Researchers believe that malware installed within the Bangladesh Bank’s computer systems allowed cyberattackers to learn how to withdraw and take off with $80 million from the institutes’ Federal Reserve bank account.
This month, reports emerged of a group of unknown hackers launching a fraudulent scheme against the central bank of Bangladesh and the Federal Reserve Bank, based in New York.
As reported by Reuters, a group of cybercriminals were able to steal a total of $80 million from the Federal Reserve’s Bangladesh account — used for international settlements — through a series of rapid and large transactions made to entities across Asia.

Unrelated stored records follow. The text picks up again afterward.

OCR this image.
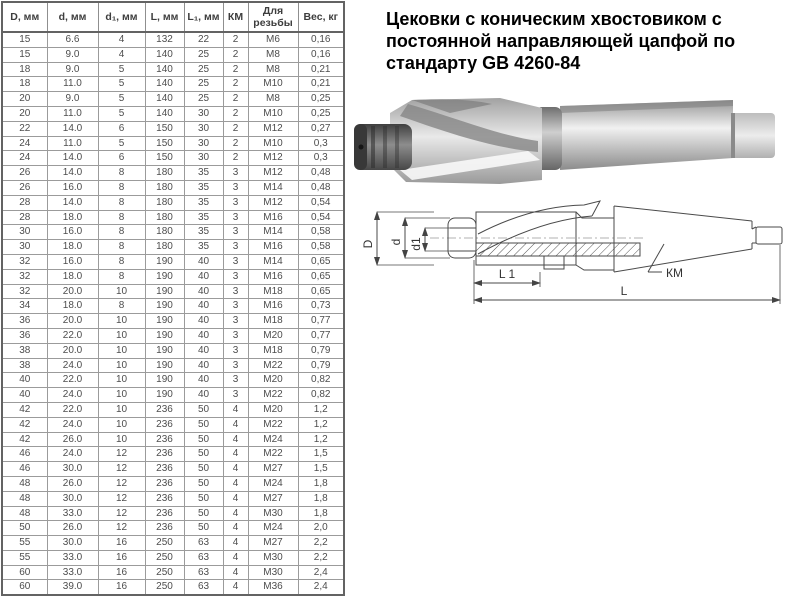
D, мм	d, мм	d₁, мм	L, мм	L₁, мм	КМ	Для резьбы	Вес, кг
15	6.6	4	132	22	2	M6	0,16
15	9.0	4	140	25	2	M8	0,16
18	9.0	5	140	25	2	M8	0,21
18	11.0	5	140	25	2	M10	0,21
20	9.0	5	140	25	2	M8	0,25
20	11.0	5	140	30	2	M10	0,25
22	14.0	6	150	30	2	M12	0,27
24	11.0	5	150	30	2	M10	0,3
24	14.0	6	150	30	2	M12	0,3
26	14.0	8	180	35	3	M12	0,48
26	16.0	8	180	35	3	M14	0,48
28	14.0	8	180	35	3	M12	0,54
28	18.0	8	180	35	3	M16	0,54
30	16.0	8	180	35	3	M14	0,58
30	18.0	8	180	35	3	M16	0,58
32	16.0	8	190	40	3	M14	0,65
32	18.0	8	190	40	3	M16	0,65
32	20.0	10	190	40	3	M18	0,65
34	18.0	8	190	40	3	M16	0,73
36	20.0	10	190	40	3	M18	0,77
36	22.0	10	190	40	3	M20	0,77
38	20.0	10	190	40	3	M18	0,79
38	24.0	10	190	40	3	M22	0,79
40	22.0	10	190	40	3	M20	0,82
40	24.0	10	190	40	3	M22	0,82
42	22.0	10	236	50	4	M20	1,2
42	24.0	10	236	50	4	M22	1,2
42	26.0	10	236	50	4	M24	1,2
46	24.0	12	236	50	4	M22	1,5
46	30.0	12	236	50	4	M27	1,5
48	26.0	12	236	50	4	M24	1,8
48	30.0	12	236	50	4	M27	1,8
48	33.0	12	236	50	4	M30	1,8
50	26.0	12	236	50	4	M24	2,0
55	30.0	16	250	63	4	M27	2,2
55	33.0	16	250	63	4	M30	2,2
60	33.0	16	250	63	4	M30	2,4
60	39.0	16	250	63	4	M36	2,4
Цековки с коническим хвостовиком с постоянной направляющей цапфой по стандарту GB 4260-84
D d d1
L 1
L
КМ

It is believed that some type of malware infected the Bangladesh central bank’s computer systems weeks prior to the heist, which took place between 4 – 5 Feb this year.

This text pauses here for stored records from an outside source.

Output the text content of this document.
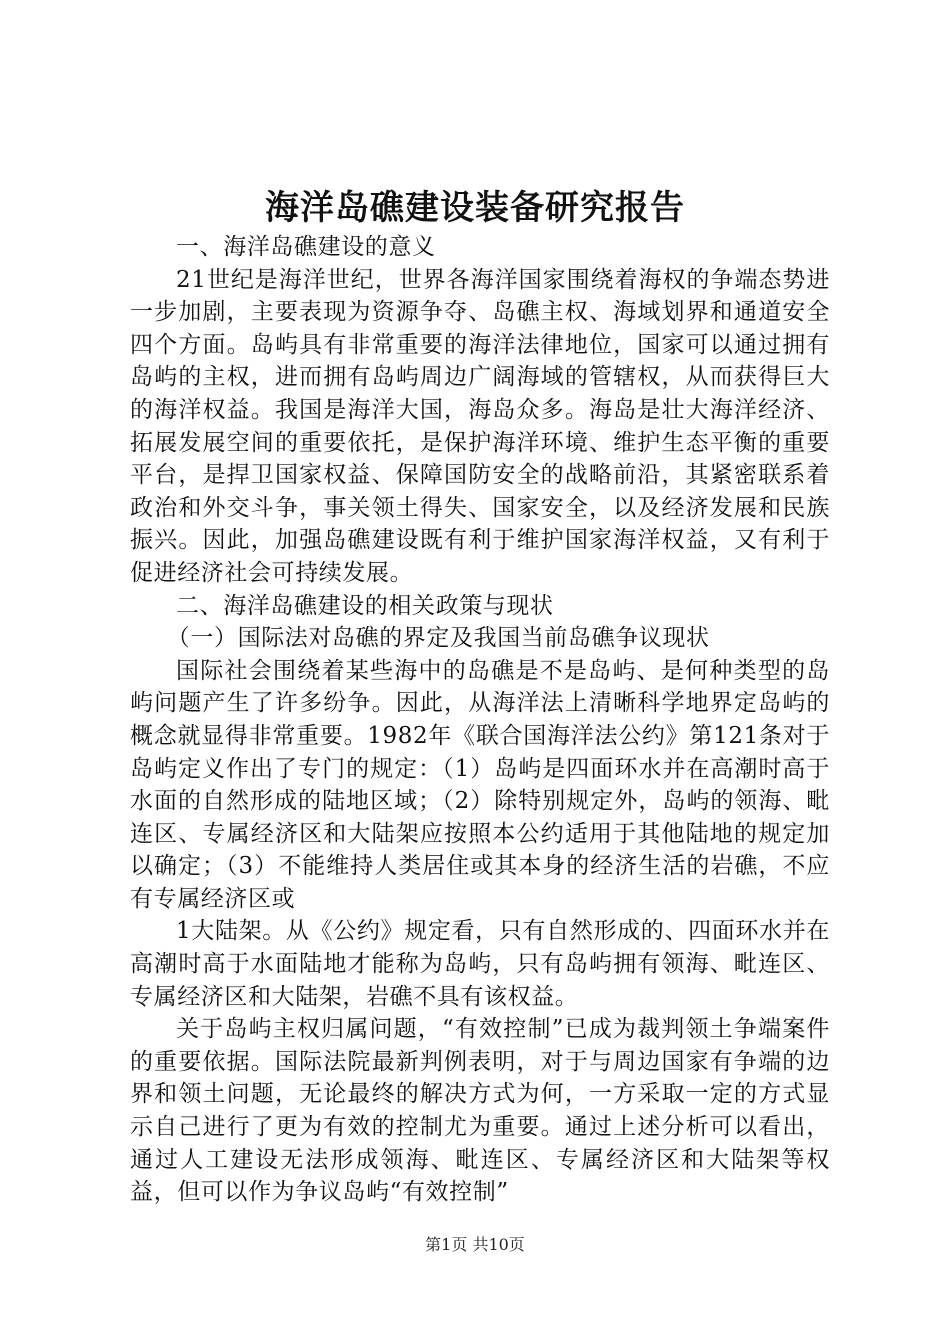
海洋岛礁建设装备研究报告

一、海洋岛礁建设的意义

21世纪是海洋世纪，世界各海洋国家围绕着海权的争端态势进一步加剧，主要表现为资源争夺、岛礁主权、海域划界和通道安全四个方面。岛屿具有非常重要的海洋法律地位，国家可以通过拥有岛屿的主权，进而拥有岛屿周边广阔海域的管辖权，从而获得巨大的海洋权益。我国是海洋大国，海岛众多。海岛是壮大海洋经济、拓展发展空间的重要依托，是保护海洋环境、维护生态平衡的重要平台，是捍卫国家权益、保障国防安全的战略前沿，其紧密联系着政治和外交斗争，事关领土得失、国家安全，以及经济发展和民族振兴。因此，加强岛礁建设既有利于维护国家海洋权益，又有利于促进经济社会可持续发展。

二、海洋岛礁建设的相关政策与现状

（一）国际法对岛礁的界定及我国当前岛礁争议现状

国际社会围绕着某些海中的岛礁是不是岛屿、是何种类型的岛屿问题产生了许多纷争。因此，从海洋法上清晰科学地界定岛屿的概念就显得非常重要。1982年《联合国海洋法公约》第121条对于岛屿定义作出了专门的规定：（1）岛屿是四面环水并在高潮时高于水面的自然形成的陆地区域；（2）除特别规定外，岛屿的领海、毗连区、专属经济区和大陆架应按照本公约适用于其他陆地的规定加以确定；（3）不能维持人类居住或其本身的经济生活的岩礁，不应有专属经济区或

1大陆架。从《公约》规定看，只有自然形成的、四面环水并在高潮时高于水面陆地才能称为岛屿，只有岛屿拥有领海、毗连区、专属经济区和大陆架，岩礁不具有该权益。

关于岛屿主权归属问题，“有效控制”已成为裁判领土争端案件的重要依据。国际法院最新判例表明，对于与周边国家有争端的边界和领土问题，无论最终的解决方式为何，一方采取一定的方式显示自己进行了更为有效的控制尤为重要。通过上述分析可以看出，通过人工建设无法形成领海、毗连区、专属经济区和大陆架等权益，但可以作为争议岛屿“有效控制”

第1页 共10页
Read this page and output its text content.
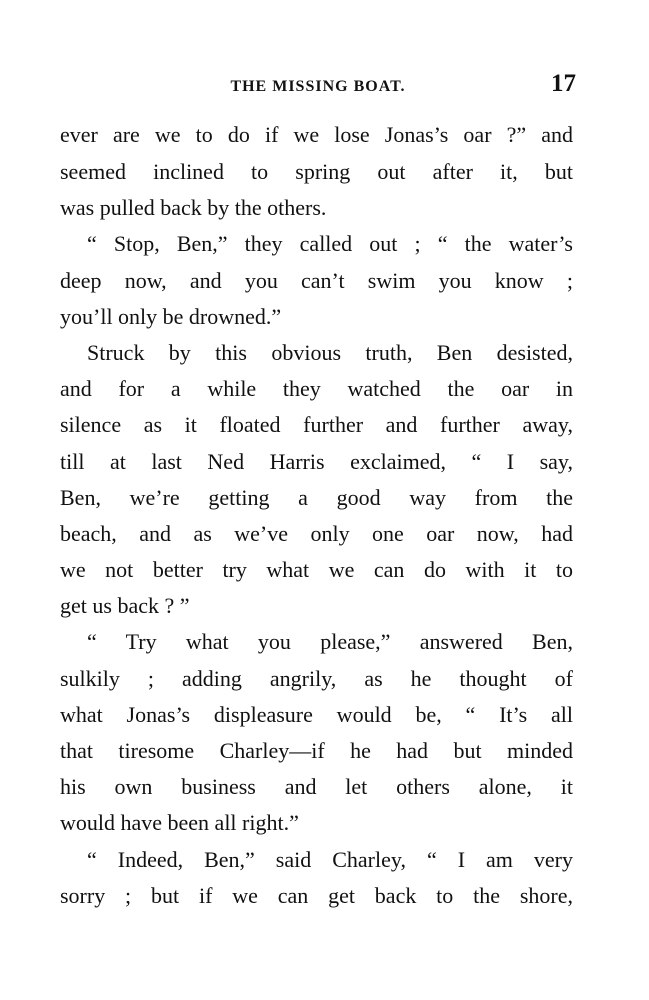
THE MISSING BOAT.	17
ever are we to do if we lose Jonas’s oar ?” and
seemed inclined to spring out after it, but
was pulled back by the others.
“ Stop, Ben,” they called out ; “ the water’s
deep now, and you can’t swim you know ;
you’ll only be drowned.”
Struck by this obvious truth, Ben desisted,
and for a while they watched the oar in
silence as it floated further and further away,
till at last Ned Harris exclaimed, “ I say,
Ben, we’re getting a good way from the
beach, and as we’ve only one oar now, had
we not better try what we can do with it to
get us back ? ”
“ Try what you please,” answered Ben,
sulkily ; adding angrily, as he thought of
what Jonas’s displeasure would be, “ It’s all
that tiresome Charley—if he had but minded
his own business and let others alone, it
would have been all right.”
“ Indeed, Ben,” said Charley, “ I am very
sorry ; but if we can get back to the shore,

This malware, although not identified, likely contained surveillance functions which allowed the group to watch and learn how money was processed, sent and received, pointing to a potential remote access Trojan (RAT) or a similar form of spyware.
Investigators have also mentioned the possibility of a zero-day vulnerability. As zero-day exploits are unknown to vendors and, therefore unpatched, if this is the case, the bank would have had no defence against such an attack.

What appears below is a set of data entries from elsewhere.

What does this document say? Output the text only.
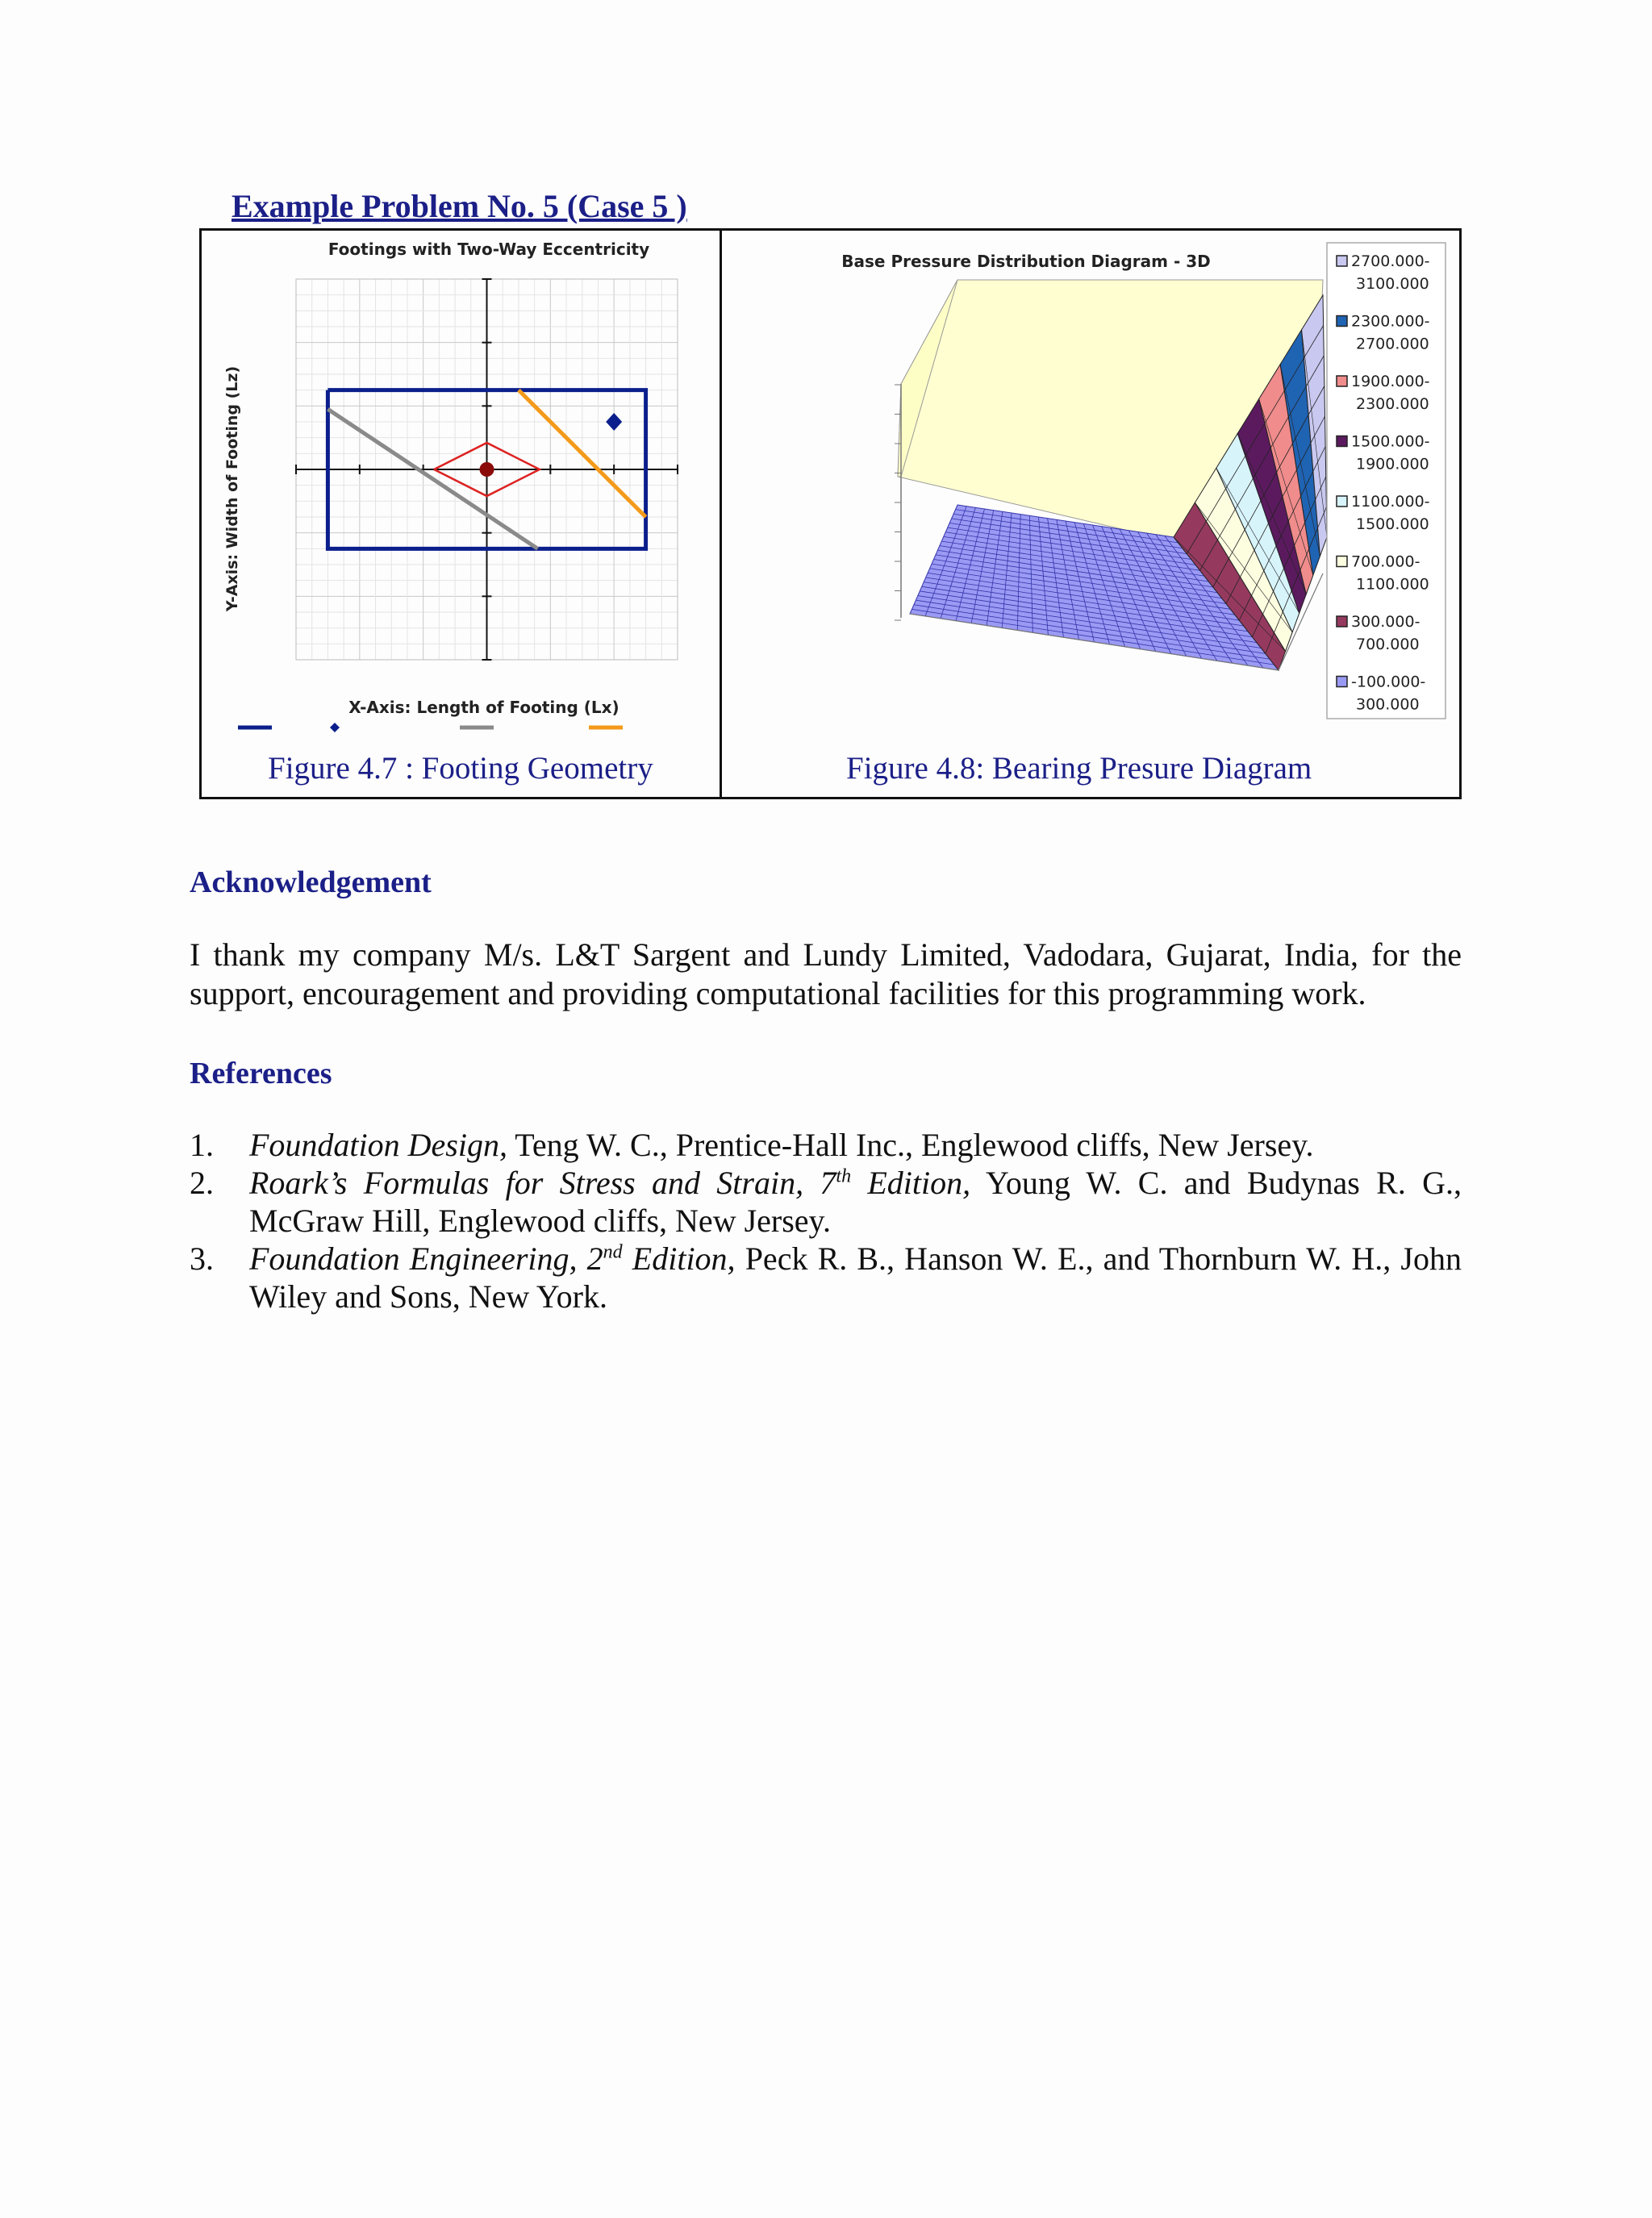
Example Problem No. 5 (Case 5 )
Footings with Two-Way Eccentricity
Y-Axis: Width of Footing (Lz)
X-Axis: Length of Footing (Lx)
Figure 4.7 : Footing Geometry
Base Pressure Distribution Diagram - 3D	2700.000-3100.000
2300.000-2700.000
1900.000-2300.000
1500.000-1900.000
1100.000-1500.000
700.000-1100.000
300.000-700.000
-100.000-300.000
Figure 4.8: Bearing Presure Diagram
Acknowledgement

I thank my company M/s. L&T Sargent and Lundy Limited, Vadodara, Gujarat, India, for the support, encouragement and providing computational facilities for this programming work.

References
1. Foundation Design, Teng W. C., Prentice-Hall Inc., Englewood cliffs, New Jersey.
2. Roark’s Formulas for Stress and Strain, 7th Edition, Young W. C. and Budynas R. G., McGraw Hill, Englewood cliffs, New Jersey.
3. Foundation Engineering, 2nd Edition, Peck R. B., Hanson W. E., and Thornburn W. H., John Wiley and Sons, New York.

Officials believe that after this crash course in the bank’s processes, the group worked out how to withdraw funds from the bank’s US counterpart without obstacle by using stolen credentials for SWIFT, a financial messaging system used by banks worldwide.
Almost three dozen payment requests were sent to the Federal Reserve in quick succession, with funds being sent to bodies in the Philippines and Sri Lanka before the unusual activity was noticed and US officials contacted their Bangladeshi counterparts.
The attackers, while possessing an understanding of the banking system, made a simple mistake which cost them $20 million in stolen funds.
A $20 million online transfer request was made out to a fake Sri Lankan non-profit organisation called Shalika Foundation. However, as the cybercriminals misspelled “foundation,” the transfer was held up — leading to a request for clarification from a routing bank, Deutsche Bank.
The transaction was then blocked alongside other transfer requests waiting in the queue.
If this typographical error had not been spotted, the attackers may have been able to complete the remaining transactions, which would have totalled almost $1 billion in stolen cash.
Cyberforensics firm FireEye’s Mandiant team is working with investigators and the banks in question to find out how the cyberattackers managed to conduct the theft.
The Bangladesh Bank said weaknesses have been identified in its systems, and it could take years to shore up the financial institution’s defences. The Federal bank has denied any system compromise.
Either way, investigators are still on the hunt for the stolen funds and the group behind the cyberattack.